Measurement and Calculation of Key Events During the Plunger Lift Cycle

Abstract

Abstract As a normal gas well's production rate declines below a critical limit, produced liquids begin to collect in the tubing or flow passage, and the gas flow is further reduced or stopped by additional liquid pressure on the formation. Many authors describe the time when liquid begins to collect in the well as the gas flow has decreased below the critical flow rate, although perhaps more reliably, the production rate will begin to drop below the original decline curve. Popular lift methods for dealing with liquid loading caused by gas rates below critical are: compression, velocity strings, beam pumps and other pumps, surfactant injection, and plunger lift. Plunger lift is a popular method for dewatering gas wells due to the low initial installation cost and due to low operation cost by using the well's stored energy to dewater the well. Plunger lift is one of the primary artificial lift methods used to overcome liquid loading problems in gas wells. A few simple rules-of-thumb are frequently used in the initial configuration of the plunger lift installation. These rules-of-thumb have been translated into mathematical algorithms to allow the operator to estimate the rise velocity of the plunger, the liquid slug size per cycle and time period intervals for the plunger cycle. Algorithms are used in this paper to calculate timings for events during the plunger lift cycle, and the times are compared to key events determined from measurements acquired at the well. For example, the minimum shut-in time calculated from one algorithm is compared to the precise time measured for the plunger to fall from the surface to the bottom of the well. Using the measured tubing and casing pressures and plunger location during the cycle along with other well parameters, the operator can verify the plunger lift system is operating as desired.

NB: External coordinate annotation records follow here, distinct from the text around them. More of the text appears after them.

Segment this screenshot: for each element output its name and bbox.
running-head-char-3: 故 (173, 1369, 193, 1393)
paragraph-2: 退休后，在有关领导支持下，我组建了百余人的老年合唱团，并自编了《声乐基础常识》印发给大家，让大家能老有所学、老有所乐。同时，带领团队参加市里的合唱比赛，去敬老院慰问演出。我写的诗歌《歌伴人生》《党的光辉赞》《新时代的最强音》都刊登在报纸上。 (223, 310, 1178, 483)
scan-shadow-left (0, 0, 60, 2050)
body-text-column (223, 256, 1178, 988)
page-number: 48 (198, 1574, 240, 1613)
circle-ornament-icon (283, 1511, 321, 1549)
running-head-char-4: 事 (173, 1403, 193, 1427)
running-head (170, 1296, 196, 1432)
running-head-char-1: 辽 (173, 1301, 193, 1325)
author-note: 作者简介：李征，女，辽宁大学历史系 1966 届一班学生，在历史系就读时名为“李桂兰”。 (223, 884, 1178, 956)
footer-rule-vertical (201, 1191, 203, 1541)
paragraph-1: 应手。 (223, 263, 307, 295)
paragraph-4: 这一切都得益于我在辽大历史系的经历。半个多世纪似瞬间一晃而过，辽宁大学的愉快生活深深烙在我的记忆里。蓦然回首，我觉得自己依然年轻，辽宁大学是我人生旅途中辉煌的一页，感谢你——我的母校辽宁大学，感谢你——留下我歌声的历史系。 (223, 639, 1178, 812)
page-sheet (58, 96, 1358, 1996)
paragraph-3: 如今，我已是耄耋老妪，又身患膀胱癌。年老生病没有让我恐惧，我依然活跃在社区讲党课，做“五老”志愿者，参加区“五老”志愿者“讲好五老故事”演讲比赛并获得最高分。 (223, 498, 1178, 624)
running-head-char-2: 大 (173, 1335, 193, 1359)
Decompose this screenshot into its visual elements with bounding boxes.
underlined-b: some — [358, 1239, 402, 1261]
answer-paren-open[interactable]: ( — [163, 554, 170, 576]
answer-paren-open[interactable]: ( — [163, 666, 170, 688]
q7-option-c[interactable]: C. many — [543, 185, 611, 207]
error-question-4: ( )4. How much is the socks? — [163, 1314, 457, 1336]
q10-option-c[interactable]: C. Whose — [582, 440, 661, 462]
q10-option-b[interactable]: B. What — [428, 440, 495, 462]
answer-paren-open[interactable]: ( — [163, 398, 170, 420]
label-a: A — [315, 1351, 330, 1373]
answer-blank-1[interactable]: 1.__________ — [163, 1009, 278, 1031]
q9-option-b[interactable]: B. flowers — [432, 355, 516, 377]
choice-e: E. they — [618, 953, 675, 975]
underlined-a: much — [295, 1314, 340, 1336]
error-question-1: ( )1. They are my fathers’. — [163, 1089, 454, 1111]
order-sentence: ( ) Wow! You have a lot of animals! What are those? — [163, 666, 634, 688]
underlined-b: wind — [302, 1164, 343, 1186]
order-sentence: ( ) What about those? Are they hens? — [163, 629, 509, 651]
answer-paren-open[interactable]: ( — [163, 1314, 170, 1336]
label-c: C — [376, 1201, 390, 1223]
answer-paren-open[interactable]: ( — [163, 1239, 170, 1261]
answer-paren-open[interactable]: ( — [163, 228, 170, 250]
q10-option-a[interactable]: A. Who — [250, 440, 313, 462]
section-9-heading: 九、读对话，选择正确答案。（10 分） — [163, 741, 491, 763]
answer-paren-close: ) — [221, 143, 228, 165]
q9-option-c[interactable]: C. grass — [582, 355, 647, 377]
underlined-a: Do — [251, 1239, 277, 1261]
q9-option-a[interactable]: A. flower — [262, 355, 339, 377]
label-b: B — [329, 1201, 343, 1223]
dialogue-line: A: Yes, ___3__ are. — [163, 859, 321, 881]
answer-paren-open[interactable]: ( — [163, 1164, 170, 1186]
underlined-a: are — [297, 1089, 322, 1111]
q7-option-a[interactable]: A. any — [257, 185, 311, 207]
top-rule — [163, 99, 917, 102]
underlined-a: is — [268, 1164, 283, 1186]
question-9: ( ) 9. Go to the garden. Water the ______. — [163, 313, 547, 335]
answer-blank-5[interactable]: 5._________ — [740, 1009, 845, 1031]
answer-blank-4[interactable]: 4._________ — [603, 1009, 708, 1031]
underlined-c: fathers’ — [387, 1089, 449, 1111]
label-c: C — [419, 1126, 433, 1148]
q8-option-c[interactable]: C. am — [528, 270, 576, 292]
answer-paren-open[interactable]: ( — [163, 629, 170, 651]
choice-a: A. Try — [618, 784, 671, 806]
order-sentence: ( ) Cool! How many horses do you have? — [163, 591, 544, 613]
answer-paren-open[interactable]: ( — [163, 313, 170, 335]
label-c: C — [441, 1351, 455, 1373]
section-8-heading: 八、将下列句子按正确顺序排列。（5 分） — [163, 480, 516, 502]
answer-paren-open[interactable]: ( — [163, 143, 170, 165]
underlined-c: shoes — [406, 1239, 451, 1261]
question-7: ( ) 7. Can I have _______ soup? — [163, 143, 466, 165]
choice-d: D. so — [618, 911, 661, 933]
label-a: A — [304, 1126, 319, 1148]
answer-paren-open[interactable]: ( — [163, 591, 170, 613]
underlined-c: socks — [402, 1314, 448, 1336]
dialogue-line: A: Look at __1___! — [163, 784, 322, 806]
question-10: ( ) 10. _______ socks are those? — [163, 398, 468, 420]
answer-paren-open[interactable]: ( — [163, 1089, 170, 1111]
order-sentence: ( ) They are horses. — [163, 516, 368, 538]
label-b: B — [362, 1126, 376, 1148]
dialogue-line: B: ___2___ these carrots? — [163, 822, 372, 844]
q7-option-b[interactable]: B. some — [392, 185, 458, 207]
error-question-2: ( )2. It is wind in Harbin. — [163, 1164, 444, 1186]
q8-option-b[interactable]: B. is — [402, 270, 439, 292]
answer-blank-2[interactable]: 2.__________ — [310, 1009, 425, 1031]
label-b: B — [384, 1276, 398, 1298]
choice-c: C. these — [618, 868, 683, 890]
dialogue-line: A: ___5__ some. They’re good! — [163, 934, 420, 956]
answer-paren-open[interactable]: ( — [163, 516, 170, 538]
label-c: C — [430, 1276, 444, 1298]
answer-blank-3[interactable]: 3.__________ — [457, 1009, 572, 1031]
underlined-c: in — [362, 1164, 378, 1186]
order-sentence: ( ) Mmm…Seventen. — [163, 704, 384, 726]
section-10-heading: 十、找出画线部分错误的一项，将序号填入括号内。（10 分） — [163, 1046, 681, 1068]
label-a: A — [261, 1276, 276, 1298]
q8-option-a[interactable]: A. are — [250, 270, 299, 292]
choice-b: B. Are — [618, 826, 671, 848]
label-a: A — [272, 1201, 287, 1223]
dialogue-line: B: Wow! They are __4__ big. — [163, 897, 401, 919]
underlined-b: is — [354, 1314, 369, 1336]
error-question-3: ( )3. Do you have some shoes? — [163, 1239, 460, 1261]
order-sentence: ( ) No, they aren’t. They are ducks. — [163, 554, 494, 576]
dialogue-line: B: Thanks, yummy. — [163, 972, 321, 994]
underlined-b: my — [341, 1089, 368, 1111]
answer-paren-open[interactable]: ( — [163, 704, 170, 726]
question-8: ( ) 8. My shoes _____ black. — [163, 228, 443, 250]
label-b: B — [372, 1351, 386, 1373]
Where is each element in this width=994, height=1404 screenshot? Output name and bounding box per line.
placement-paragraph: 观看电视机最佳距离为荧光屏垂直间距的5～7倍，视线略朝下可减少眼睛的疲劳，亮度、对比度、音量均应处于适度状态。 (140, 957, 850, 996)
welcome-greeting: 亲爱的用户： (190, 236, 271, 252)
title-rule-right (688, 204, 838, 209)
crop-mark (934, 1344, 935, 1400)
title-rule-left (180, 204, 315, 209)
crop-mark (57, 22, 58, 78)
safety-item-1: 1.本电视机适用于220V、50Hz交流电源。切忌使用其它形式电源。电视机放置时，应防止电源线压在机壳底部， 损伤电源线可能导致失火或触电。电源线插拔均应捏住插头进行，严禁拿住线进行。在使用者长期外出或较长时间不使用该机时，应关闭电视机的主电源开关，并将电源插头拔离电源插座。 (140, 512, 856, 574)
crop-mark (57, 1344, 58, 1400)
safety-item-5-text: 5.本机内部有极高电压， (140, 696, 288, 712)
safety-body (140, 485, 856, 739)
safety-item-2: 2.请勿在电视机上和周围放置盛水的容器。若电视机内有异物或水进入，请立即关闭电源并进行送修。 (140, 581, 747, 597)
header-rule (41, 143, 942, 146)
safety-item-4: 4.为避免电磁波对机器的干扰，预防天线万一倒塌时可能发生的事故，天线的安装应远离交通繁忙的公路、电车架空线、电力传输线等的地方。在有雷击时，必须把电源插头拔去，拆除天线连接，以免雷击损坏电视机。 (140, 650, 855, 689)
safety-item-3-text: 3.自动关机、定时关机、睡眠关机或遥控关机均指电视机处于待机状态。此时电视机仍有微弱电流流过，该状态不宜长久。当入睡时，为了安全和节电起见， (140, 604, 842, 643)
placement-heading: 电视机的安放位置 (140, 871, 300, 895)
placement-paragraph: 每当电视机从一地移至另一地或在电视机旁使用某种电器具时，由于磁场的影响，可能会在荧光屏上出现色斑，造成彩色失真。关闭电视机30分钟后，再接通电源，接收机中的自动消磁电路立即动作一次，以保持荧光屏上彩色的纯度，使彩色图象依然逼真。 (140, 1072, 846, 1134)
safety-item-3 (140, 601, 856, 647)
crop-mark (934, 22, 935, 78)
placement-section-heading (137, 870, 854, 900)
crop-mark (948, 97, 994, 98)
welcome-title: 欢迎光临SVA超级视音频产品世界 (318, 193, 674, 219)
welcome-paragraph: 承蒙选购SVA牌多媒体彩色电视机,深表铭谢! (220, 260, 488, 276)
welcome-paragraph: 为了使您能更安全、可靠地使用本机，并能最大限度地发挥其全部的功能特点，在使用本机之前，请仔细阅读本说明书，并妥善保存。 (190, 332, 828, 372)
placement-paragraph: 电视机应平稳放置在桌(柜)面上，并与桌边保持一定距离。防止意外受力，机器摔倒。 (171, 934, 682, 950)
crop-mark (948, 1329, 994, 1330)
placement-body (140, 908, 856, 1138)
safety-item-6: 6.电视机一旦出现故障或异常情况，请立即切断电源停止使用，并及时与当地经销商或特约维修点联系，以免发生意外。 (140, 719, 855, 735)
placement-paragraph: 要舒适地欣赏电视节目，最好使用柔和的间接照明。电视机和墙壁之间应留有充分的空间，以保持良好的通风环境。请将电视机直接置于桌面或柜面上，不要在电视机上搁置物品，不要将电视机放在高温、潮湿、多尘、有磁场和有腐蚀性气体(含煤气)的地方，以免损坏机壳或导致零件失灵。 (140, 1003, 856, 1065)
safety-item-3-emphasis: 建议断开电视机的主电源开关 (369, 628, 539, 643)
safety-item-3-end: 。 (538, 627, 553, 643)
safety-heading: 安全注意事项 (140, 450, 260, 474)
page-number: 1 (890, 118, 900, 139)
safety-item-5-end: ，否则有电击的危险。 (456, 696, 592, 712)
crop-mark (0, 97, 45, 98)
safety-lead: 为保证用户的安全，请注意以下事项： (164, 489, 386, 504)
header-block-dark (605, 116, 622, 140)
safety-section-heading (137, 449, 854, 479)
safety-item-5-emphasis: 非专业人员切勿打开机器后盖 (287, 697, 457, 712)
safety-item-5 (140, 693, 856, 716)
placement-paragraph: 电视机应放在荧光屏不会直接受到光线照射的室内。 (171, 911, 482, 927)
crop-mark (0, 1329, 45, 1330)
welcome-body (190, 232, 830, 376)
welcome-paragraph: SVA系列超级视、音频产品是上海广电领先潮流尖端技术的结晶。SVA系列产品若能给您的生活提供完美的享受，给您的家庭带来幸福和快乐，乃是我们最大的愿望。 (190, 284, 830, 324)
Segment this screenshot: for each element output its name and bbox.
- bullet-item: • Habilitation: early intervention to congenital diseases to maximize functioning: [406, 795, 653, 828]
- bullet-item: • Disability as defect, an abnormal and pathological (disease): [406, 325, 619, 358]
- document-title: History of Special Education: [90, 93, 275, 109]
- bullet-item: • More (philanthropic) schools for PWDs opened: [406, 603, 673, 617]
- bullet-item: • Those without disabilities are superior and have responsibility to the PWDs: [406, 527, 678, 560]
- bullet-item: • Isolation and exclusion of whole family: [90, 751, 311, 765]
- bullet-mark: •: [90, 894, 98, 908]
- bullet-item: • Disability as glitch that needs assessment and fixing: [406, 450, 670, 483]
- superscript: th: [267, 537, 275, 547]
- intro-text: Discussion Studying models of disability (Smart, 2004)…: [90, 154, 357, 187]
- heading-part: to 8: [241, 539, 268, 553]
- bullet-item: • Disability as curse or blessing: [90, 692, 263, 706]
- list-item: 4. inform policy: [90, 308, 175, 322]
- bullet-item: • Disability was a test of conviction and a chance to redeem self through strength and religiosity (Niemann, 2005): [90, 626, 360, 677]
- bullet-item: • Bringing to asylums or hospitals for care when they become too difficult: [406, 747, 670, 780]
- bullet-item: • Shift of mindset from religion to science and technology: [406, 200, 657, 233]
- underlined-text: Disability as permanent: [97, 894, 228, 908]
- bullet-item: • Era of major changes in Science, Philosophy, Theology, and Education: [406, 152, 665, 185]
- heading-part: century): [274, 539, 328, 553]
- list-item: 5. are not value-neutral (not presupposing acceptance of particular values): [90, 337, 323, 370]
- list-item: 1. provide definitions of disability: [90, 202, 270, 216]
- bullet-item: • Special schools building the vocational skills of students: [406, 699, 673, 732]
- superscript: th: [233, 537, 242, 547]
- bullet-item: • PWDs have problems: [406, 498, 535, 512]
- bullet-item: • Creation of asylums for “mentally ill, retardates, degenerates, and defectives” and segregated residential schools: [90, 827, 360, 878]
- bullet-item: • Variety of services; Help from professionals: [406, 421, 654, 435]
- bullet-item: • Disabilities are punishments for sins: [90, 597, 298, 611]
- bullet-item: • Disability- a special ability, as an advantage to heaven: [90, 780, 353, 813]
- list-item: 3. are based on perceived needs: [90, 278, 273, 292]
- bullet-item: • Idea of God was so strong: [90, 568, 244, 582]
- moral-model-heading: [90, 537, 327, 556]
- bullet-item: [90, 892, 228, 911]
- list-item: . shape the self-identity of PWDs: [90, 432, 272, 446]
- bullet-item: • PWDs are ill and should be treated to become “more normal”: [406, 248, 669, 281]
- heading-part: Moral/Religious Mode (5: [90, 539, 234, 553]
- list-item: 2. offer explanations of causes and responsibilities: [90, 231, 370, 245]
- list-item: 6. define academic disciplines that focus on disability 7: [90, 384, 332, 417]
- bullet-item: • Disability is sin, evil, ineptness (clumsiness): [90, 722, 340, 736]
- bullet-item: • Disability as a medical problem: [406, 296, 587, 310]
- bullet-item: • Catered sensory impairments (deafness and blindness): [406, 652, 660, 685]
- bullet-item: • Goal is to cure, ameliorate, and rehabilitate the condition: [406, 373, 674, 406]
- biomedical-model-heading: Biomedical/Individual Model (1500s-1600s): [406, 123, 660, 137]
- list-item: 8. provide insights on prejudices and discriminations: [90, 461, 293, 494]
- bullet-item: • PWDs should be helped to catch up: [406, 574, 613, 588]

Both measured plunger lift performance data and calculations from the algorithms guide the operator to effectively analyze, adjust and optimize the plunger lift installation. Acquired data from various plunger lifted wells are used to validate the algorithms presented. Information presented in this paper will assist the operator of gas wells who is suffering from gas flow rates below critical and is using plunger lift to alleviate the corresponding liquid loading problem.